Apple Bantah Tuduhan iPhone Adalah Ancaman Keamanan Nasional
SerbaSerbi

Apple menegaskan tidak pernah bekerjasama dengan agensi pemerintah dari negara manapun untuk menciptakan produk pelacak; seperti yang diberitakan.

WowKeren - Apple Inc. (AAPL) membantah bahwa iPhone buatan mereka merupakan ancaman bagi keamanan negara Tiongkok. Mereka pun meyakinkan user Tiongkok bahwa lokasi yang bisa dilacak di iPhone mereka tidak bisa digunakan untuk mengakses atau mengidentifikasi aktivitas individu seperti yang banyak diberitakan sebelumnya.

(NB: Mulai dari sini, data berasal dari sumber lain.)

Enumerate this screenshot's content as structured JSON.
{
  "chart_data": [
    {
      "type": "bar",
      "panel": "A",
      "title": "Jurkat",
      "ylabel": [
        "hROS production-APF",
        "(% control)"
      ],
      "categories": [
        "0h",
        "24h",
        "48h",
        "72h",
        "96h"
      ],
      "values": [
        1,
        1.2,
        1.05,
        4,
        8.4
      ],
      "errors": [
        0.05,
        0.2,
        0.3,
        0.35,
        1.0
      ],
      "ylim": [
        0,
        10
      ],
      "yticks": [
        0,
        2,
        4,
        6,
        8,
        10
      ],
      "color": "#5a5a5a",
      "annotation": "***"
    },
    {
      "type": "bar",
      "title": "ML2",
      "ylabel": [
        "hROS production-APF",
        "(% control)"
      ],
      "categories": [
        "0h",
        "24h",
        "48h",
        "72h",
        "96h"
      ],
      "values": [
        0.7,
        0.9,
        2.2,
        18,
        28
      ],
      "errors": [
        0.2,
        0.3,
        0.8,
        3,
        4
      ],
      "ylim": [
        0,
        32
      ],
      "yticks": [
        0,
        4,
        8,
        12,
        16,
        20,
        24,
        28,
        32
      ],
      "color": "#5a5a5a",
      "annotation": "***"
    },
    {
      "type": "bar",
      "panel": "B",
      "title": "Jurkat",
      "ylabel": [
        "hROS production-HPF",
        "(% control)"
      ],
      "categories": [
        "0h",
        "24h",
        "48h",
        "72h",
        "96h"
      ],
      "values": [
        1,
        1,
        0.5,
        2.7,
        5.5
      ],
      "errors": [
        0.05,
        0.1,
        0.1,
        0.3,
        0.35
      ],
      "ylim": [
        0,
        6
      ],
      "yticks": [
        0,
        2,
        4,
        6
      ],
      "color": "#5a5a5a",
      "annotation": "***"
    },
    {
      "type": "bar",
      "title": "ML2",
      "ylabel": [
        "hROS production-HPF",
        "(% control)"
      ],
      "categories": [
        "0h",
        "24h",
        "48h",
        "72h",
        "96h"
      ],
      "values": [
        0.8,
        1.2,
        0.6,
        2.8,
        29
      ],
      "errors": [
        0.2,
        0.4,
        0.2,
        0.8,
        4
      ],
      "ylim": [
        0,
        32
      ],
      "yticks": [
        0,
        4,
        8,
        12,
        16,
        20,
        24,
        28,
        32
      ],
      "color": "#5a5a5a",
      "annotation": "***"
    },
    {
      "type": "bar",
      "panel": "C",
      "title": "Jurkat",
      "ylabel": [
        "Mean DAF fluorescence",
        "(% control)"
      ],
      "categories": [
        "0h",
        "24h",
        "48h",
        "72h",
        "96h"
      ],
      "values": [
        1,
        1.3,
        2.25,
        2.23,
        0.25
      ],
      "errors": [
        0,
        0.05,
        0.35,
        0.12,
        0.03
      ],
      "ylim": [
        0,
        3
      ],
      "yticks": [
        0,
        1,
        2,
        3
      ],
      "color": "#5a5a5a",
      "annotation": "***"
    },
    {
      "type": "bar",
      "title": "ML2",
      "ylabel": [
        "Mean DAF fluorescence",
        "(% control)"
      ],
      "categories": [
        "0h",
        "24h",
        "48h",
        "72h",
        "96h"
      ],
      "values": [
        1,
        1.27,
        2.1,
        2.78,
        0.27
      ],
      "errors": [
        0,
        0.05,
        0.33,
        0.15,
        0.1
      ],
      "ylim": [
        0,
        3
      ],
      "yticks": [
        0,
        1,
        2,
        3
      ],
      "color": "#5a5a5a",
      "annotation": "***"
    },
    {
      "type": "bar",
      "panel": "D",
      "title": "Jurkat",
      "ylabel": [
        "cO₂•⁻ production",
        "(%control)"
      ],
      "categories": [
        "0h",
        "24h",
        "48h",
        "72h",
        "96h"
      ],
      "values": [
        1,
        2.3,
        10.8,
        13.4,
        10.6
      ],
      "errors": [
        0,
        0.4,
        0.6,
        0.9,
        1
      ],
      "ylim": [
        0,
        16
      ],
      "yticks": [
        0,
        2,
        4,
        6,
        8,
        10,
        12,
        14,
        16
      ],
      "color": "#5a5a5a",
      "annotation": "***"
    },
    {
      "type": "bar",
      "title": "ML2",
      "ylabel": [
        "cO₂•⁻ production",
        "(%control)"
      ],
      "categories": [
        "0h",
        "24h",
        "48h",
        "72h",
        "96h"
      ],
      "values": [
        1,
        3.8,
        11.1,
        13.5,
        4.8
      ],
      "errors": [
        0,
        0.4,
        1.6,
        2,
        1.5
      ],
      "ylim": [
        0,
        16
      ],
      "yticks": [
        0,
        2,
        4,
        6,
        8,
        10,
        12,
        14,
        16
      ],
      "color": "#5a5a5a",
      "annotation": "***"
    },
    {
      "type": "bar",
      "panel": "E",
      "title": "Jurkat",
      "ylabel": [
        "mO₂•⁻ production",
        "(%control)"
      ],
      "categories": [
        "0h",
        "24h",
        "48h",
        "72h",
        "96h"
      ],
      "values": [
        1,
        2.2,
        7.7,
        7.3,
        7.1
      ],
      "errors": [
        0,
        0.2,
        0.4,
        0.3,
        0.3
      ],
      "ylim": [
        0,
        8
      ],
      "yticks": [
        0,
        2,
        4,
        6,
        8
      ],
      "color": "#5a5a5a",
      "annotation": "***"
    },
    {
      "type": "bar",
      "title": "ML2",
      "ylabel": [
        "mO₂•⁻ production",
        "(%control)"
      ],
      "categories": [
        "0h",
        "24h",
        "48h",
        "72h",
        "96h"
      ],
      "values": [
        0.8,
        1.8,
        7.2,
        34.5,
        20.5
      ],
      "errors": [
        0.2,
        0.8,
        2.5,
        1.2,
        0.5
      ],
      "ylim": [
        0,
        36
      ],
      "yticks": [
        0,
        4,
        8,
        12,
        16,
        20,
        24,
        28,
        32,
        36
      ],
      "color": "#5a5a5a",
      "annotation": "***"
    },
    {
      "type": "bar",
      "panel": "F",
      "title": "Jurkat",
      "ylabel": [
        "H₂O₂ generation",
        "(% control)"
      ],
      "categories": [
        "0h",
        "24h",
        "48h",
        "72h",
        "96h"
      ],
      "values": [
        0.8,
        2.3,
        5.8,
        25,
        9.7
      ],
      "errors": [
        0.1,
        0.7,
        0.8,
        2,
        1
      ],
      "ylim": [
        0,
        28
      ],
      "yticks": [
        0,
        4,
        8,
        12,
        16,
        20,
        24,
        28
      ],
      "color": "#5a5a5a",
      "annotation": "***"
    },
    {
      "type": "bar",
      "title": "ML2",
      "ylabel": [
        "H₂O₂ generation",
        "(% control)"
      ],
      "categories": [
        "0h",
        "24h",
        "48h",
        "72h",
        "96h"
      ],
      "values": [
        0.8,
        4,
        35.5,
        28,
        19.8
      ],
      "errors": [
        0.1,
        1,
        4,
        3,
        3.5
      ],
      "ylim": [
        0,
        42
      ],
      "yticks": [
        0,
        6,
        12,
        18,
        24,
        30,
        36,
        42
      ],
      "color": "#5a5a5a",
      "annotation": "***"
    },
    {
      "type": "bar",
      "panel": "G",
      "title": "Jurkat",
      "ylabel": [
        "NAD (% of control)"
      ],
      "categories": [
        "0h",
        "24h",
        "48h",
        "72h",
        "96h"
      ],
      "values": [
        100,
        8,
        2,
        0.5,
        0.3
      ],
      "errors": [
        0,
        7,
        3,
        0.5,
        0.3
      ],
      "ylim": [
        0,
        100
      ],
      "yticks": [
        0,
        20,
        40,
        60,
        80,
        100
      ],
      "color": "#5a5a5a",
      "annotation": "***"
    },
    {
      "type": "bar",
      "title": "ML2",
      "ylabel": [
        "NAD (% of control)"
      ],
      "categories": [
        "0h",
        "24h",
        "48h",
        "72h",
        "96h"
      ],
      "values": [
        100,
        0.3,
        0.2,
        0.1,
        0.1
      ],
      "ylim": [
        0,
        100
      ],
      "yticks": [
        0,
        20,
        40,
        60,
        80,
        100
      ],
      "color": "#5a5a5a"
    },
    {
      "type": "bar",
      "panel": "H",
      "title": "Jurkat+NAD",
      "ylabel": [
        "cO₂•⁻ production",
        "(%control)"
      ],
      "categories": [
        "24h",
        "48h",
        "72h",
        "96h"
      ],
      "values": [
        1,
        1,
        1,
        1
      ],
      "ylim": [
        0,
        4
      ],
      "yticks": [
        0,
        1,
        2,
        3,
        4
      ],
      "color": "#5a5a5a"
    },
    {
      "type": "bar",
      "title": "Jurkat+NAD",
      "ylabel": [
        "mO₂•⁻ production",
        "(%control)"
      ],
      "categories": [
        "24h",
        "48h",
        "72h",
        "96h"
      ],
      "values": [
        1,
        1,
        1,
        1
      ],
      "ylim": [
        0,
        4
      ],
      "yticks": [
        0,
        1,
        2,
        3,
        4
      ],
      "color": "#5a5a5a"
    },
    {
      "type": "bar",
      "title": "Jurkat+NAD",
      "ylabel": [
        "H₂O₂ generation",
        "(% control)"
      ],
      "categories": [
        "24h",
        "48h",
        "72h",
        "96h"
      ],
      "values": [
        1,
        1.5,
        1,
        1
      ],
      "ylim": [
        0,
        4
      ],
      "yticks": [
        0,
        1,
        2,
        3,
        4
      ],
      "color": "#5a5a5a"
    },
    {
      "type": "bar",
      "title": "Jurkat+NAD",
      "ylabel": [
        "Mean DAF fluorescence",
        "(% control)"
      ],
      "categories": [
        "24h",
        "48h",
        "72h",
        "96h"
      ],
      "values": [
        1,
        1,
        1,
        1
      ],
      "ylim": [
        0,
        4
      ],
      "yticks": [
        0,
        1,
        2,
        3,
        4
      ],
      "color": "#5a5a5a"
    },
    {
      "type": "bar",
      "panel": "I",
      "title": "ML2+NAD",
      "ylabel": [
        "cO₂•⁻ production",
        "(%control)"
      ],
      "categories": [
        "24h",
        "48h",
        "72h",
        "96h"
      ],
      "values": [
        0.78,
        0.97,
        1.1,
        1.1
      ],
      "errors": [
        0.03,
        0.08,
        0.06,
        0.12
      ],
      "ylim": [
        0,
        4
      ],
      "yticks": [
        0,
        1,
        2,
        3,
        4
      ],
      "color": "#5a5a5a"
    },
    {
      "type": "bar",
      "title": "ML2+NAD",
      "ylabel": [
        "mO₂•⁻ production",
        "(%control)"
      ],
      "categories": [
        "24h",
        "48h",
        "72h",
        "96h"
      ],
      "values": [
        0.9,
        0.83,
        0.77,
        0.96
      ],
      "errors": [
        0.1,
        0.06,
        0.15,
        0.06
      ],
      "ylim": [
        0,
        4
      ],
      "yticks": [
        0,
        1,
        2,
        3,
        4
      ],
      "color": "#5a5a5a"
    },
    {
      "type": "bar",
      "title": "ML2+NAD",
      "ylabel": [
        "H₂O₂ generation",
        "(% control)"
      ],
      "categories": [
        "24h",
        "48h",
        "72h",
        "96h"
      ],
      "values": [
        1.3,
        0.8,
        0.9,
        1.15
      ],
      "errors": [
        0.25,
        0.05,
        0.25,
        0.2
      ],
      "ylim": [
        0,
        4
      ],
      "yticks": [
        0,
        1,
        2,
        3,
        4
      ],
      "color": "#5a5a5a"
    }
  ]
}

Dalam situs berbahasa China-nya, Apple mengatakan tidak pernah bekerjasama dengan agensi pemerintah manapun atau dari negara manapun untuk menciptakan produk untuk melacak seperti yang diberitakan, dilansir Bloomberg.

Bantahan ini dikeluarkan sehari setelah China Central Television (CCTV) memberitakan bahwa iPhone Apple merupakan ancaman bagi keamanan nasional karena kemampuan iPhone melacak lokasi pengguna. Fungsi iPhone yang dapat melacak lokasi pengguna bisa dipakai untuk mengumpulkan 'data sensitif ekstrem' dan bahkan rahasia negara.


Sebelumnya, Ma Ding selaku Director Institute for Security of the Internet at People’s Public Security University di Beijing, Tiongkok, menyebut iPhone bisa mengumpulkan informasi mengenai area yang sering dikunjungi oleh pengguna dan meningkatkan informasi mengenai perjalanan wisata. Dia memberi contoh bahwa seseorang bisa ditelusuri oleh software, di mana hal ini dianggap melanggar privasi. Fungsi 'frequent locations' tersedia pada iOS 7, sistem operasi yang dipakai oleh generasi iPhone saat ini yang dirilis pada September 2013.

Ini bukan kali pertama Apple terlibat dalam kontroversi di Tiongkok. Beberapa waktu lalu, Apple kalah melawan regulator pemerintah Tiongkok terkait gugatan hak paten atau software 'voice recognition' pada teknologi iPhone Siri.